O trabalhador assegurou que este ano no Círio não vai pedir, só agradecer. “Eu cheguei agora há pouco, vim aqui rezar, tenho quimioterapia às 14h no hospital’’, disse ele na manhã nublada de 26 de setembro passado, entre orações na Basílica de Nazaré. Mauro contou que sua cirurgia no Ophir Loyola foi de alto risco. O problema de saúde é hereditário. Ele perdeu a mãe e o irmão mais novo para o mesmo tipo de câncer. 

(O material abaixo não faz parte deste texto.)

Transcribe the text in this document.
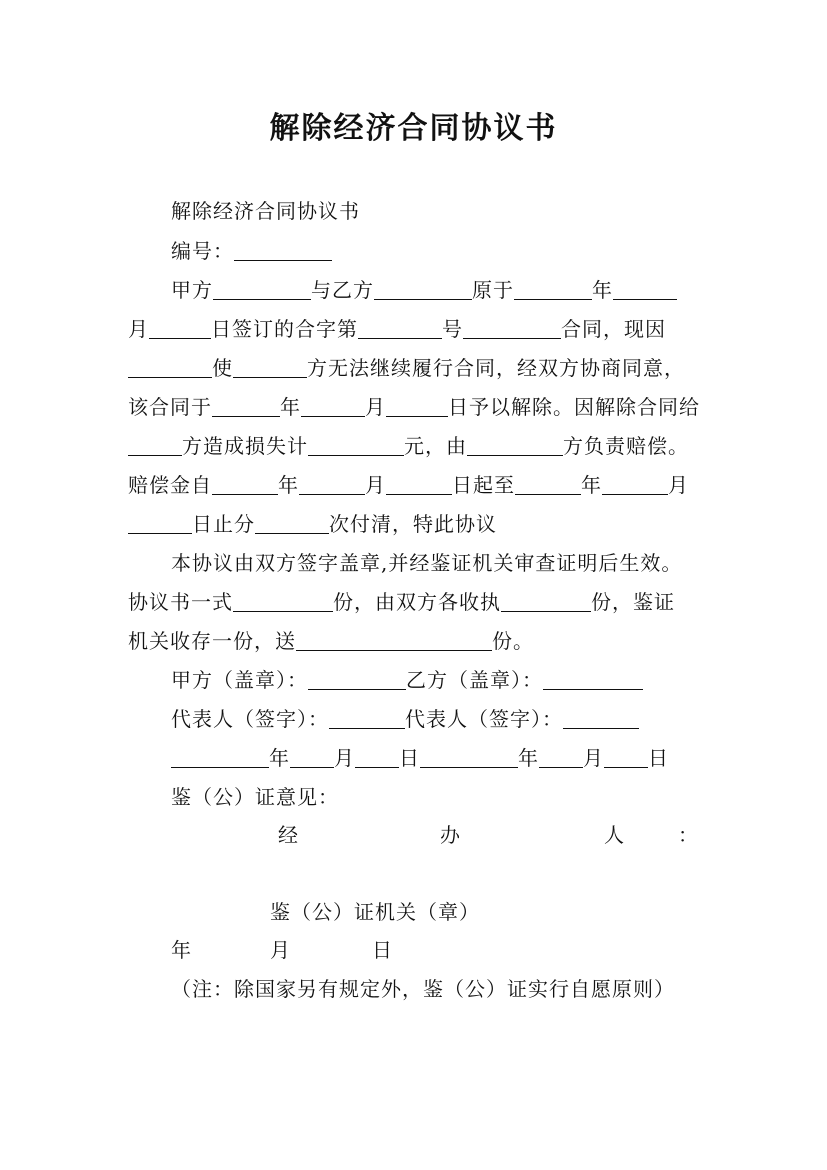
解除经济合同协议书
解除经济合同协议书
编号：
甲方	与乙方	原于	年
月	日签订的合字第	号	合同，现因
使	方无法继续履行合同，经双方协商同意，
该合同于	年	月	日予以解除。因解除合同给
方造成损失计	元，由	方负责赔偿。
赔偿金自	年	月	日起至	年	月
日止分	次付清，特此协议
本协议由双方签字盖章,并经鉴证机关审查证明后生效。
协议书一式	份，由双方各收执	份，鉴证
机关收存一份，送	份。
甲方（盖章）：	乙方（盖章）：
代表人（签字）：	代表人（签字）：
年 月 日	年 月 日
鉴（公）证意见：
经	办	人	：
鉴（公）证机关（章）
年	月	日
（注：除国家另有规定外，鉴（公）证实行自愿原则）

‘’Eu fui a bola da vez, reagi bem e estou levando a sério o tratamento. O melhor do meu tratamento foi me voltar para a Igreja e me ajoelhar aos pés de Nossa Senhora e pedir ajuda. Eu já era envolvido com a Igreja, mas agora estou mais’’, reconhece o eletricista, que usa sua habilidade técnica para contribuir com os preparativos do Santuário construído para Nossa Senhora de Nazaré, em Muaná, cujo círio local ocorreu no domingo passado. 

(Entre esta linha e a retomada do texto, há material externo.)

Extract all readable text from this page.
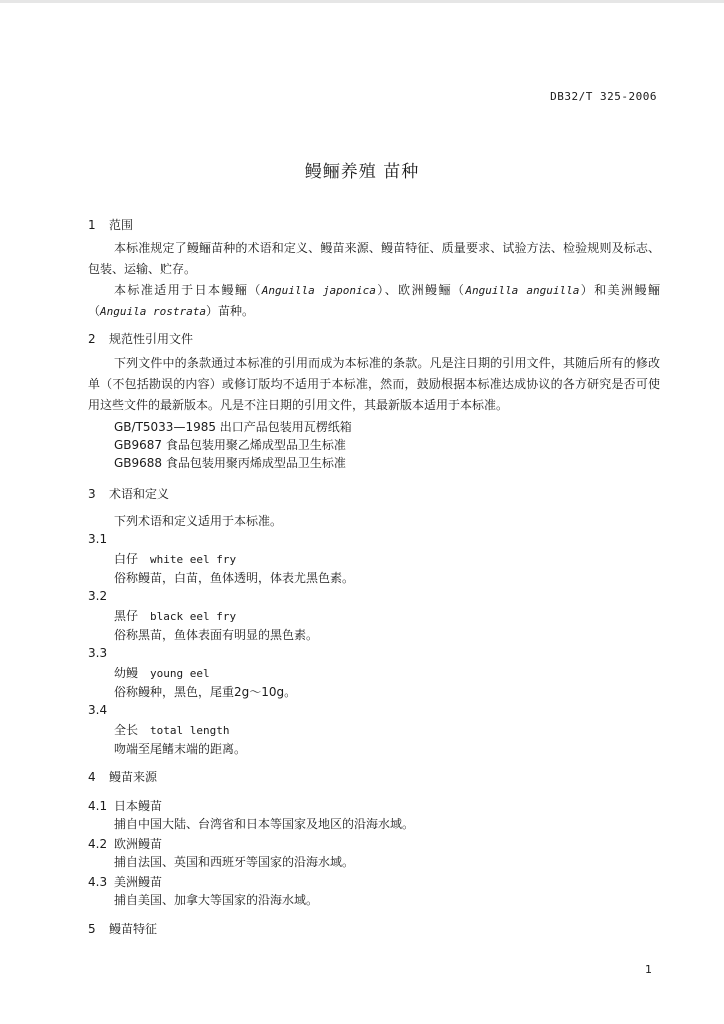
DB32/T 325-2006
鳗鲡养殖 苗种
1 范围

本标准规定了鳗鲡苗种的术语和定义、鳗苗来源、鳗苗特征、质量要求、试验方法、检验规则及标志、包装、运输、贮存。

本标准适用于日本鳗鲡（Anguilla japonica）、欧洲鳗鲡（Anguilla anguilla）和美洲鳗鲡（Anguila rostrata）苗种。

2 规范性引用文件

下列文件中的条款通过本标准的引用而成为本标准的条款。凡是注日期的引用文件，其随后所有的修改单（不包括勘误的内容）或修订版均不适用于本标准，然而，鼓励根据本标准达成协议的各方研究是否可使用这些文件的最新版本。凡是不注日期的引用文件，其最新版本适用于本标准。

GB/T5033—1985 出口产品包装用瓦楞纸箱
GB9687 食品包装用聚乙烯成型品卫生标准
GB9688 食品包装用聚丙烯成型品卫生标准
3 术语和定义
下列术语和定义适用于本标准。
3.1
白仔 white eel fry
俗称鳗苗，白苗，鱼体透明，体表尤黑色素。
3.2
黑仔 black eel fry
俗称黑苗，鱼体表面有明显的黑色素。
3.3
幼鳗 young eel
俗称鳗种，黑色，尾重2g～10g。
3.4
全长 total length
吻端至尾鳍末端的距离。
4 鳗苗来源
4.1 日本鳗苗
捕自中国大陆、台湾省和日本等国家及地区的沿海水域。
4.2 欧洲鳗苗
捕自法国、英国和西班牙等国家的沿海水域。
4.3 美洲鳗苗
捕自美国、加拿大等国家的沿海水域。
5 鳗苗特征
1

Mauro ajuda no trabalho de iluminação da igreja em sua cidade. “É um círio que dá muita gente a cada ano, e a minha missão é ajudar como posso nos trabalhos, eu sou ex-funcionário da Celpa, então, consigo ajuda com os amigos. Eu tenho esse compromisso com Nossa Senhora e agora mais porque eu recebi uma bênção de pular um fogueira, e conforme eu tenha eu contribuo, seja trabalhando, seja financeiramente, porque a Igreja vive de doações, a gente tem de ajudar’’, diz.

GRAÇAS

Com os quatro filhos criados, e agora dois netos pequenos, a enfermeira aposentada Raimunda Costa Vieira, moradora da Cidade Nova 5, em Ananindeua, garantiu que enquanto tiver forças acompanhará o Círio de Nossa Senhora, carregando uma casa e um seio, de cera, em retribuição à sua casa própria e à cura de um câncer na mama, há mais de 10 anos. ‘’A gente tem dificuldades na vida, e eu vou fazendo meus pedidos e eles vão sendo realizados, quando Ela acha que deve me ouvir’’, disse dona Raimunda, que pelo menos, uma vez por semana, vai à Basílica e contribui com dinheiro no ofertório. 

“Pode ser um real, dois, cinco, dez, às vezes até mais, quando eu posso eu ajudo no ofertório’’, afirmou a aposentada, que ainda colabora mensalmente com a Associação dos Devotos de Nossa Senhora de Nazaré (Adenaza), entidade criada há 12 anos para atuar com um braço social da Basílica Santuário de Nazaré. “A Igreja precisa de nossa ajuda, uma vez que a gente é devota, precisa contribuir. Eu pedi para ela que nos mostrasse uma casa, que o meu filho pudesse comprar, pedi essa graça e a gente conseguiu, é a casa que a gente mora hoje, então todo ano no Círio eu pago a minha promessa. Além disso, eu fiz a cirurgia da mama, pedi a ela que tudo corresse bem e ela me atendeu, no decorrer dos tempos eu não sinto nada, graças a Deus, minha operação foi bem-sucedida e eu prometi para ela, enquanto vida tiver, acompanhar o Círio’’, afirmou dona Raimunda.

A farmacêutica Maria Francisca Leal compartilha do hábito de ajudar financeiramente a Igreja na medida do possível. “Sempre que eu venho, eu ajudo na missa, é um costume. O que eu posso no momento, eu dou. Acho importante porque isso é de Deus, porque tudo que temos hoje foi nos dado por Deus, por esse motivo, devemos retribuir. A fé nós já temos, mas o Círio é aguardado por nós o ano todo, então, ele fortalece nossa fé, tudo aflora, é um momento especial’’, opinou a farmacêutica há oito anos, que também rezava na Basílica de Nazaré uma semana antes da realização do Círio de Nazaré.